Second is at the level of financial institutions. We must have more transparency for investors, the reinstitution of limits on banking and insurance that were repealed starting in the 1980s, and more shareholder control, among other reforms to create firewalls to limit financial spillover when a crisis hits one sector. Maybe most importantly, we need antitrust law: too big to fail is too big to exist.

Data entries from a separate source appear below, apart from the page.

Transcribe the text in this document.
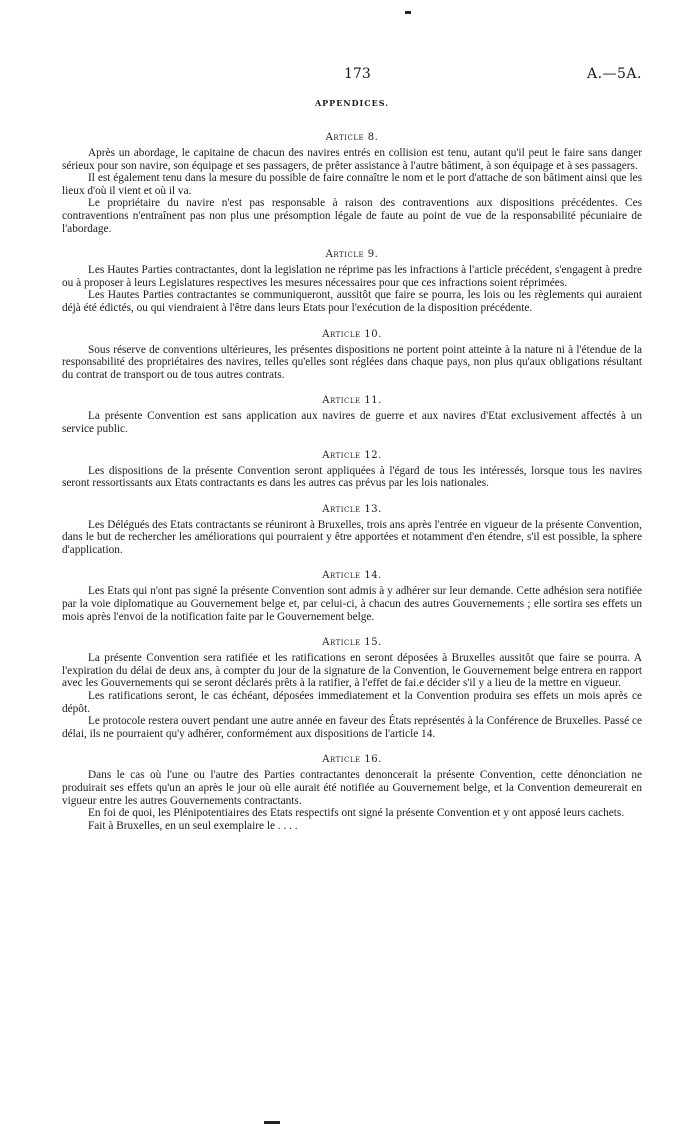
173	A.—5A.
APPENDICES.
Article 8.

Après un abordage, le capitaine de chacun des navires entrés en collision est tenu, autant qu'il peut le faire sans danger sérieux pour son navire, son équipage et ses passagers, de prêter assistance à l'autre bâtiment, à son équipage et à ses passagers.

Il est également tenu dans la mesure du possible de faire connaître le nom et le port d'attache de son bâtiment ainsi que les lieux d'où il vient et où il va.

Le propriétaire du navire n'est pas responsable à raison des contraventions aux dispositions précédentes. Ces contraventions n'entraînent pas non plus une présomption légale de faute au point de vue de la responsabilité pécuniaire de l'abordage.

Article 9.

Les Hautes Parties contractantes, dont la legislation ne réprime pas les infractions à l'article précédent, s'engagent à predre ou à proposer à leurs Legislatures respectives les mesures nécessaires pour que ces infractions soient réprimées.

Les Hautes Parties contractantes se communiqueront, aussitôt que faire se pourra, les lois ou les règlements qui auraient déjà été édictés, ou qui viendraient à l'être dans leurs Etats pour l'exécution de la disposition précédente.

Article 10.

Sous réserve de conventions ultérieures, les présentes dispositions ne portent point atteinte à la nature ni à l'étendue de la responsabilité des propriétaires des navires, telles qu'elles sont réglées dans chaque pays, non plus qu'aux obligations résultant du contrat de transport ou de tous autres contrats.

Article 11.

La présente Convention est sans application aux navires de guerre et aux navires d'Etat exclusivement affectés à un service public.

Article 12.

Les dispositions de la présente Convention seront appliquées à l'égard de tous les intéressés, lorsque tous les navires seront ressortissants aux Etats contractants es dans les autres cas prévus par les lois nationales.

Article 13.

Les Délégués des Etats contractants se réuniront à Bruxelles, trois ans après l'entrée en vigueur de la présente Convention, dans le but de rechercher les améliorations qui pourraient y être apportées et notamment d'en étendre, s'il est possible, la sphere d'application.

Article 14.

Les Etats qui n'ont pas signé la présente Convention sont admis à y adhérer sur leur demande. Cette adhésion sera notifiée par la voie diplomatique au Gouvernement belge et, par celui-ci, à chacun des autres Gouvernements ; elle sortira ses effets un mois après l'envoi de la notification faite par le Gouvernement belge.

Article 15.

La présente Convention sera ratifiée et les ratifications en seront déposées à Bruxelles aussitôt que faire se pourra. A l'expiration du délai de deux ans, à compter du jour de la signature de la Convention, le Gouvernement belge entrera en rapport avec les Gouvernements qui se seront déclarés prêts à la ratifier, à l'effet de fai.e décider s'il y a lieu de la mettre en vigueur.

Les ratifications seront, le cas échéant, déposées immediatement et la Convention produira ses effets un mois après ce dépôt.

Le protocole restera ouvert pendant une autre année en faveur des États représentés à la Conférence de Bruxelles. Passé ce délai, ils ne pourraient qu'y adhérer, conformément aux dispositions de l'article 14.

Article 16.

Dans le cas où l'une ou l'autre des Parties contractantes denoncerait la présente Convention, cette dénonciation ne produirait ses effets qu'un an après le jour où elle aurait été notifiée au Gouvernement belge, et la Convention demeurerait en vigueur entre les autres Gouvernements contractants.

En foi de quoi, les Plénipotentiaires des Etats respectifs ont signé la présente Convention et y ont apposé leurs cachets.

Fait à Bruxelles, en un seul exemplaire le . . . .
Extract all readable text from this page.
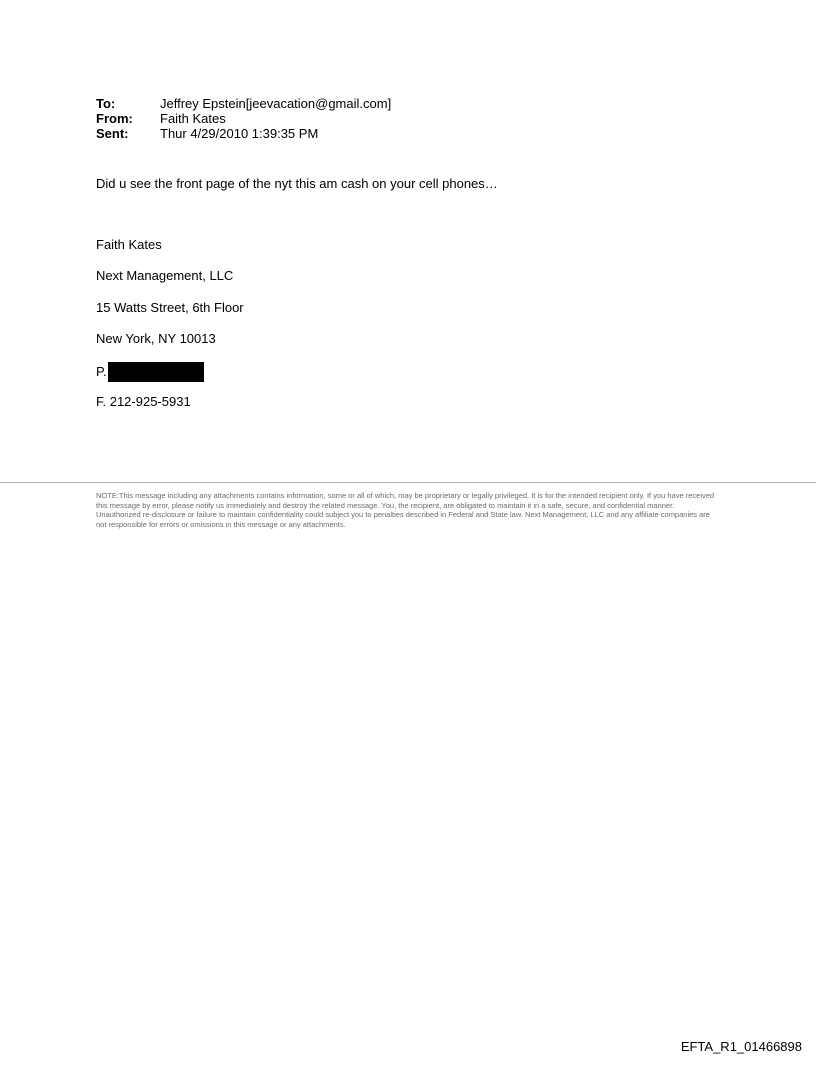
To:	Jeffrey Epstein[jeevacation@gmail.com]
From:	Faith Kates
Sent:	Thur 4/29/2010 1:39:35 PM
Did u see the front page of the nyt this am cash on your cell phones…
Faith Kates
Next Management, LLC
15 Watts Street, 6th Floor
New York, NY 10013
P.
F. 212-925-5931
NOTE:This message including any attachments contains information, some or all of which, may be proprietary or legally privileged. It is for the intended recipient only. If you have received this message by error, please notify us immediately and destroy the related message. You, the recipient, are obligated to maintain it in a safe, secure, and confidential manner. Unauthorized re-disclosure or failure to maintain confidentiality could subject you to penalties described in Federal and State law. Next Management, LLC and any affiliate companies are not responsible for errors or omissions in this message or any attachments.
EFTA_R1_01466898
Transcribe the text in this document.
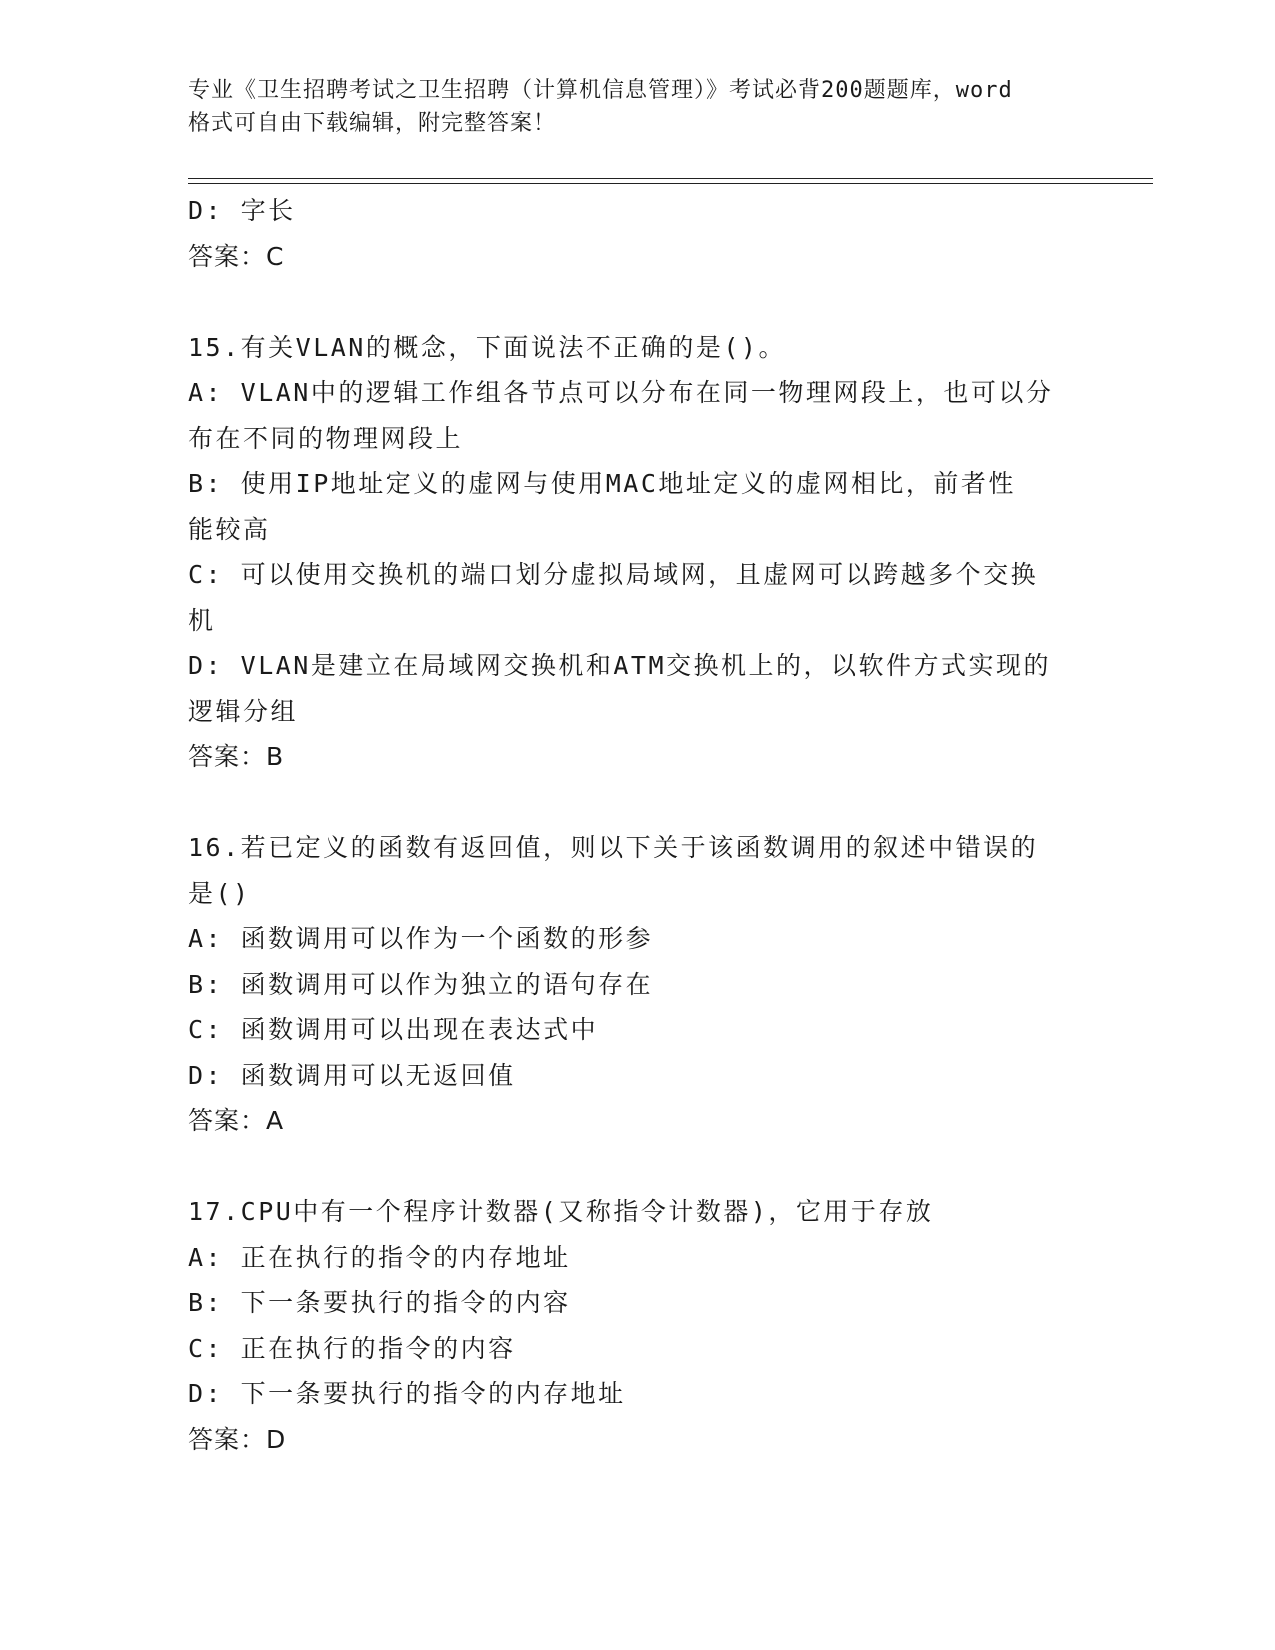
专业《卫生招聘考试之卫生招聘（计算机信息管理）》考试必背200题题库，word
格式可自由下载编辑，附完整答案！
D: 字长
答案：C
15.有关VLAN的概念，下面说法不正确的是()。
A: VLAN中的逻辑工作组各节点可以分布在同一物理网段上，也可以分
布在不同的物理网段上
B: 使用IP地址定义的虚网与使用MAC地址定义的虚网相比，前者性
能较高
C: 可以使用交换机的端口划分虚拟局域网，且虚网可以跨越多个交换
机
D: VLAN是建立在局域网交换机和ATM交换机上的，以软件方式实现的
逻辑分组
答案：B
16.若已定义的函数有返回值，则以下关于该函数调用的叙述中错误的
是()
A: 函数调用可以作为一个函数的形参
B: 函数调用可以作为独立的语句存在
C: 函数调用可以出现在表达式中
D: 函数调用可以无返回值
答案：A
17.CPU中有一个程序计数器(又称指令计数器)，它用于存放
A: 正在执行的指令的内存地址
B: 下一条要执行的指令的内容
C: 正在执行的指令的内容
D: 下一条要执行的指令的内存地址
答案：D
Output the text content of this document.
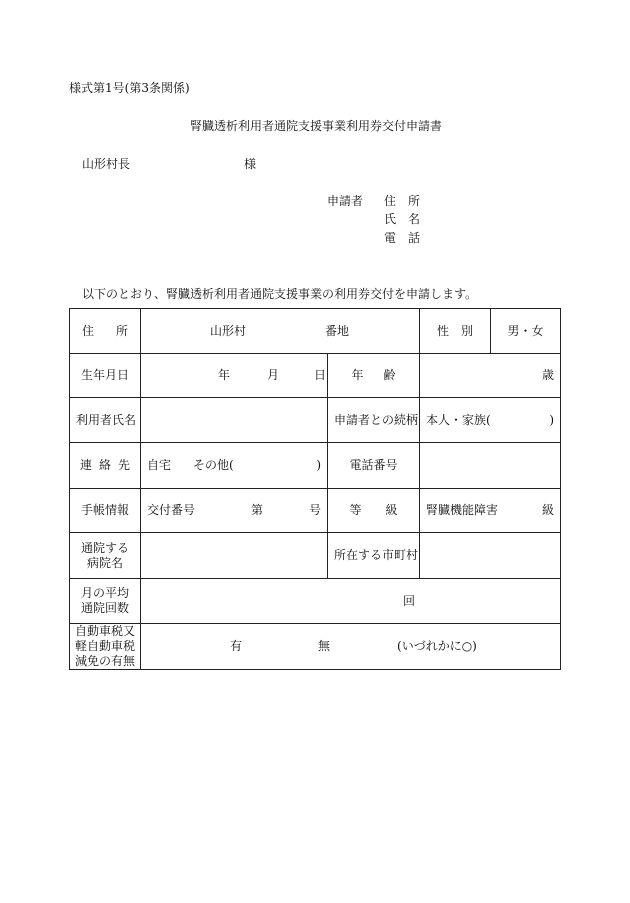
様式第1号(第3条関係)
腎臓透析利用者通院支援事業利用券交付申請書
山形村長	様
申請者 住 所
氏 名
電 話
以下のとおり、腎臓透析利用者通院支援事業の利用券交付を申請します。
住 所	山形村 番地		性 別	男・女
生年月日	年 月 日	年 齢	歳	

利用者氏名		申請者との続柄	本人・家族( )	

連 絡 先	自宅 その他( )	電話番号		
手帳情報	交付番号 第 号	等 級	腎臓機能障害 級	

通院する
病院名		所在する市町村		
月の平均
通院回数	回			

自動車税又
軽自動車税
減免の有無	有 無 (いづれかに○)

But the part that gets often ovelooked is that an investment banker has no incentive to focus long-term. If a young investment banker makes $10 million in one year and then loses his job for taking high risks that lead to losses in the next, he’s still made that $10 million plus his base for the second year. If the people in the system have such an incentive to get rich quick that it doesn’t matter much whether they have a job or whether shareholders are well served over the long haul, we that financial system is destined to repeat the same mistakes we’ve seen in the last decade.
We must change compensation structures and to impose and enforce strong criminal prohibitions on this kind of conduct (risk limits, anti-fraud requirements, unbiased ratings agencies). Failure only guarantees a repeat of what we’ve seen.
Unregulated capitalism isn’t capitalism, it’s fraud with a golden safety net that only saves the big guys.